Untuk meningkatkan mutu SDM ini, yang
perlu diperhatikan tentunya adalah pendidikan. Pemprov perlu hadir dalam
memberikan bantuan kepada pelajar yang berprestasi namun terkendala secara
finansial di seluruh daerah yang ada di Sulsel, sebab sepengetahuan saya baru
Kab. Gowa yang pada periode pemkab sebelumnya mempunyai program kerjasama
dengan beberapa Universitas terbaik di Indonesia untuk diberikan beasiswa.

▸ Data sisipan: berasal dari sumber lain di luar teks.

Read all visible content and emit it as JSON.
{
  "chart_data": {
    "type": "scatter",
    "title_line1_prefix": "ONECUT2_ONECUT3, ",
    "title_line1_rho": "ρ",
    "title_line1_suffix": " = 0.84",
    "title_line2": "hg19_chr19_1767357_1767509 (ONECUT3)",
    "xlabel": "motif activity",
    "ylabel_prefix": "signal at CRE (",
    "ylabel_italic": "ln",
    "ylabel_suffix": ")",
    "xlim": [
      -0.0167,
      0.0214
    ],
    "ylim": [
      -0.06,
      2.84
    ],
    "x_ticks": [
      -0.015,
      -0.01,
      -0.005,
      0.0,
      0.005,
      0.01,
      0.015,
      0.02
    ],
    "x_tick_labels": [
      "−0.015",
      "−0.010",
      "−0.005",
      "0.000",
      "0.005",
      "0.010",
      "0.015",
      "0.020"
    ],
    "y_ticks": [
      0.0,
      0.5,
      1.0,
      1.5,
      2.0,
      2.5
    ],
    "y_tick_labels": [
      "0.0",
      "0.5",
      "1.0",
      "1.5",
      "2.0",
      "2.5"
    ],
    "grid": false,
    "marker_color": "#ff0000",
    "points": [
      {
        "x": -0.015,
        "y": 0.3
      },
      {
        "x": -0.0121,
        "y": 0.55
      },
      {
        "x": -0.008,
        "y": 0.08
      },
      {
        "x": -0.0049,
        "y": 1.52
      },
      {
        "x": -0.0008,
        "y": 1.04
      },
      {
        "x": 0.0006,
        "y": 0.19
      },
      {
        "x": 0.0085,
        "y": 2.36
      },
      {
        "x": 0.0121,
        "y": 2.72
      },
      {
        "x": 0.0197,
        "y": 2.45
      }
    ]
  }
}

Selain itu, hal lain yang penting
untuk dibenahi adalah citra pelajar Makassar yang selalu menjadi sorotan di
tingkat nasional karena aktivitas tawuran, pengeroyokan dan demonstrasi. Tentu Sulsel
terutama Makassar sebagai pusat pendidikan di Sulsel harus bisa menghadirkan iklim
yang kondisif untuk belajar bagi para siswa dan mahasiswa yang merantau dari
daerahnya untuk menggapai cita-citanya, sekolah-sekolah harus didorong untuk
melahirkan siswa yang kompetitif dan dapat bersaing di Olimpiade Sains Nasional,
bukan hanya 1-2 sekolah yang biasa menjadi langganan, akan tetapi lahir sekolah-sekolah
lain yang selama ini jarang muncul ke permukaan.

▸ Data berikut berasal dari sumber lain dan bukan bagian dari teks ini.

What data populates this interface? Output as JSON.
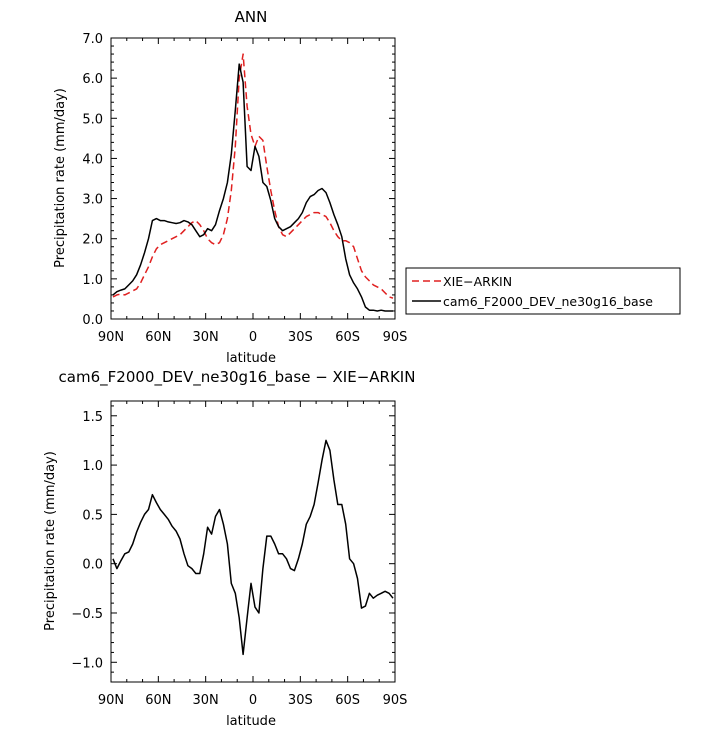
{
  "chart_data": [
    {
      "type": "line",
      "title": "ANN",
      "xlabel": "latitude",
      "ylabel": "Precipitation rate (mm/day)",
      "xlim": [
        -90,
        90
      ],
      "ylim": [
        0,
        7
      ],
      "xticks": [
        -90,
        -60,
        -30,
        0,
        30,
        60,
        90
      ],
      "xtick_labels": [
        "90N",
        "60N",
        "30N",
        "0",
        "30S",
        "60S",
        "90S"
      ],
      "yticks": [
        0,
        1,
        2,
        3,
        4,
        5,
        6,
        7
      ],
      "ytick_labels": [
        "0.0",
        "1.0",
        "2.0",
        "3.0",
        "4.0",
        "5.0",
        "6.0",
        "7.0"
      ],
      "legend_position": "right",
      "grid": false,
      "series": [
        {
          "name": "XIE−ARKIN",
          "color": "#e02020",
          "dash": "dashed",
          "x": [
            -88.75,
            -86.25,
            -83.75,
            -81.25,
            -78.75,
            -76.25,
            -73.75,
            -71.25,
            -68.75,
            -66.25,
            -63.75,
            -61.25,
            -58.75,
            -56.25,
            -53.75,
            -51.25,
            -48.75,
            -46.25,
            -43.75,
            -41.25,
            -38.75,
            -36.25,
            -33.75,
            -31.25,
            -28.75,
            -26.25,
            -23.75,
            -21.25,
            -18.75,
            -16.25,
            -13.75,
            -11.25,
            -8.75,
            -6.25,
            -3.75,
            -1.25,
            1.25,
            3.75,
            6.25,
            8.75,
            11.25,
            13.75,
            16.25,
            18.75,
            21.25,
            23.75,
            26.25,
            28.75,
            31.25,
            33.75,
            36.25,
            38.75,
            41.25,
            43.75,
            46.25,
            48.75,
            51.25,
            53.75,
            56.25,
            58.75,
            61.25,
            63.75,
            66.25,
            68.75,
            71.25,
            73.75,
            76.25,
            78.75,
            81.25,
            83.75,
            86.25,
            88.75
          ],
          "y": [
            0.55,
            0.6,
            0.62,
            0.6,
            0.65,
            0.7,
            0.75,
            0.9,
            1.1,
            1.3,
            1.55,
            1.75,
            1.85,
            1.9,
            1.95,
            2.0,
            2.05,
            2.1,
            2.2,
            2.3,
            2.4,
            2.45,
            2.35,
            2.2,
            2.0,
            1.9,
            1.85,
            1.9,
            2.1,
            2.5,
            3.2,
            4.3,
            6.0,
            6.6,
            5.3,
            4.6,
            4.3,
            4.55,
            4.45,
            3.8,
            3.2,
            2.7,
            2.3,
            2.1,
            2.05,
            2.15,
            2.25,
            2.35,
            2.45,
            2.55,
            2.6,
            2.65,
            2.65,
            2.6,
            2.55,
            2.4,
            2.2,
            2.05,
            1.95,
            1.95,
            1.9,
            1.8,
            1.5,
            1.2,
            1.05,
            0.95,
            0.85,
            0.8,
            0.75,
            0.65,
            0.55,
            0.52
          ]
        },
        {
          "name": "cam6_F2000_DEV_ne30g16_base",
          "color": "#000000",
          "dash": "solid",
          "x": [
            -88.75,
            -86.25,
            -83.75,
            -81.25,
            -78.75,
            -76.25,
            -73.75,
            -71.25,
            -68.75,
            -66.25,
            -63.75,
            -61.25,
            -58.75,
            -56.25,
            -53.75,
            -51.25,
            -48.75,
            -46.25,
            -43.75,
            -41.25,
            -38.75,
            -36.25,
            -33.75,
            -31.25,
            -28.75,
            -26.25,
            -23.75,
            -21.25,
            -18.75,
            -16.25,
            -13.75,
            -11.25,
            -8.75,
            -6.25,
            -3.75,
            -1.25,
            1.25,
            3.75,
            6.25,
            8.75,
            11.25,
            13.75,
            16.25,
            18.75,
            21.25,
            23.75,
            26.25,
            28.75,
            31.25,
            33.75,
            36.25,
            38.75,
            41.25,
            43.75,
            46.25,
            48.75,
            51.25,
            53.75,
            56.25,
            58.75,
            61.25,
            63.75,
            66.25,
            68.75,
            71.25,
            73.75,
            76.25,
            78.75,
            81.25,
            83.75,
            86.25,
            88.75
          ],
          "y": [
            0.6,
            0.68,
            0.72,
            0.75,
            0.85,
            0.95,
            1.1,
            1.35,
            1.65,
            2.0,
            2.45,
            2.5,
            2.45,
            2.45,
            2.42,
            2.4,
            2.38,
            2.4,
            2.45,
            2.42,
            2.35,
            2.2,
            2.05,
            2.1,
            2.25,
            2.2,
            2.35,
            2.7,
            3.0,
            3.4,
            4.1,
            5.2,
            6.35,
            5.9,
            3.8,
            3.7,
            4.3,
            4.05,
            3.4,
            3.3,
            2.95,
            2.5,
            2.3,
            2.2,
            2.25,
            2.3,
            2.4,
            2.5,
            2.65,
            2.9,
            3.05,
            3.1,
            3.2,
            3.25,
            3.15,
            2.9,
            2.6,
            2.35,
            2.05,
            1.5,
            1.1,
            0.9,
            0.75,
            0.55,
            0.3,
            0.22,
            0.22,
            0.2,
            0.22,
            0.2,
            0.2,
            0.2
          ]
        }
      ]
    },
    {
      "type": "line",
      "title": "cam6_F2000_DEV_ne30g16_base − XIE−ARKIN",
      "xlabel": "latitude",
      "ylabel": "Precipitation rate (mm/day)",
      "xlim": [
        -90,
        90
      ],
      "ylim": [
        -1.2,
        1.65
      ],
      "xticks": [
        -90,
        -60,
        -30,
        0,
        30,
        60,
        90
      ],
      "xtick_labels": [
        "90N",
        "60N",
        "30N",
        "0",
        "30S",
        "60S",
        "90S"
      ],
      "yticks": [
        -1.0,
        -0.5,
        0.0,
        0.5,
        1.0,
        1.5
      ],
      "ytick_labels": [
        "−1.0",
        "−0.5",
        "0.0",
        "0.5",
        "1.0",
        "1.5"
      ],
      "grid": false,
      "series": [
        {
          "color": "#000000",
          "dash": "solid",
          "x": [
            -88.75,
            -86.25,
            -83.75,
            -81.25,
            -78.75,
            -76.25,
            -73.75,
            -71.25,
            -68.75,
            -66.25,
            -63.75,
            -61.25,
            -58.75,
            -56.25,
            -53.75,
            -51.25,
            -48.75,
            -46.25,
            -43.75,
            -41.25,
            -38.75,
            -36.25,
            -33.75,
            -31.25,
            -28.75,
            -26.25,
            -23.75,
            -21.25,
            -18.75,
            -16.25,
            -13.75,
            -11.25,
            -8.75,
            -6.25,
            -3.75,
            -1.25,
            1.25,
            3.75,
            6.25,
            8.75,
            11.25,
            13.75,
            16.25,
            18.75,
            21.25,
            23.75,
            26.25,
            28.75,
            31.25,
            33.75,
            36.25,
            38.75,
            41.25,
            43.75,
            46.25,
            48.75,
            51.25,
            53.75,
            56.25,
            58.75,
            61.25,
            63.75,
            66.25,
            68.75,
            71.25,
            73.75,
            76.25,
            78.75,
            81.25,
            83.75,
            86.25,
            88.75
          ],
          "y": [
            0.05,
            -0.05,
            0.03,
            0.1,
            0.12,
            0.2,
            0.32,
            0.42,
            0.5,
            0.55,
            0.7,
            0.62,
            0.55,
            0.5,
            0.45,
            0.38,
            0.33,
            0.25,
            0.1,
            -0.02,
            -0.05,
            -0.1,
            -0.1,
            0.1,
            0.37,
            0.3,
            0.48,
            0.55,
            0.4,
            0.2,
            -0.2,
            -0.3,
            -0.55,
            -0.92,
            -0.55,
            -0.2,
            -0.44,
            -0.5,
            -0.05,
            0.28,
            0.28,
            0.2,
            0.1,
            0.1,
            0.05,
            -0.05,
            -0.07,
            0.05,
            0.2,
            0.4,
            0.48,
            0.6,
            0.82,
            1.05,
            1.25,
            1.15,
            0.85,
            0.6,
            0.6,
            0.4,
            0.05,
            0.0,
            -0.15,
            -0.45,
            -0.43,
            -0.3,
            -0.35,
            -0.32,
            -0.3,
            -0.28,
            -0.3,
            -0.35
          ]
        }
      ]
    }
  ]
}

Memang, saya harus jujur mengatakan
jika sektor pendidikan ini masih menjadi masalah yang begitu kompleks dan sulit
menemukan penyelesaiannya, secara riil pendidikan formal berhasil meningkatkan
pengetahuan dan kemapuan individual yang diperlukan untuk berpartisipasi dalam
kehidupan masyarakat ekonomi modern saat ini. Semakin lama waktu bersekolah
akan sejalan dengan semakin banyaknya informasi dan kemampuan yang diperoleh,
akan tetapi ada argumen yang muncul sekitar 40 tahun yang lalu dan sepertinya
masih relevan hingga saat ini, Randal Collins dalam karyanya The Credential
Society: An Historical Sosiology of Education and Stratification (1979)
mengatakan jika pekerja dengan pendidikan formal yang lebih tinggi tidak harus
diartikan memiliki produktivitas lebih tinggi dibandingkan dengan pekerja yang
memiliki pendidikan yang rendah. Banyak keterampilan dan keahlian yang justru
dapat banyak diperoleh sambil menjalankan pekerjaan di dunia kerja formal. Dengan
kata lain, tempat bekerja bisa berfungsi sebagai lembaga pendidikan yang lebih
canggih. Ini menjadi tantangan tersendiri dan diperlukan sinergisitas antara
Kemendikbud dan Kemenristekdikti mewakili pemerintah pusat, pemprov, dan pemkab
untuk menyelesaikan persoalan bagaimana melahirkan para pelajar yang mampu
bersaing di era global namun juga memiliki akhlak yang baik.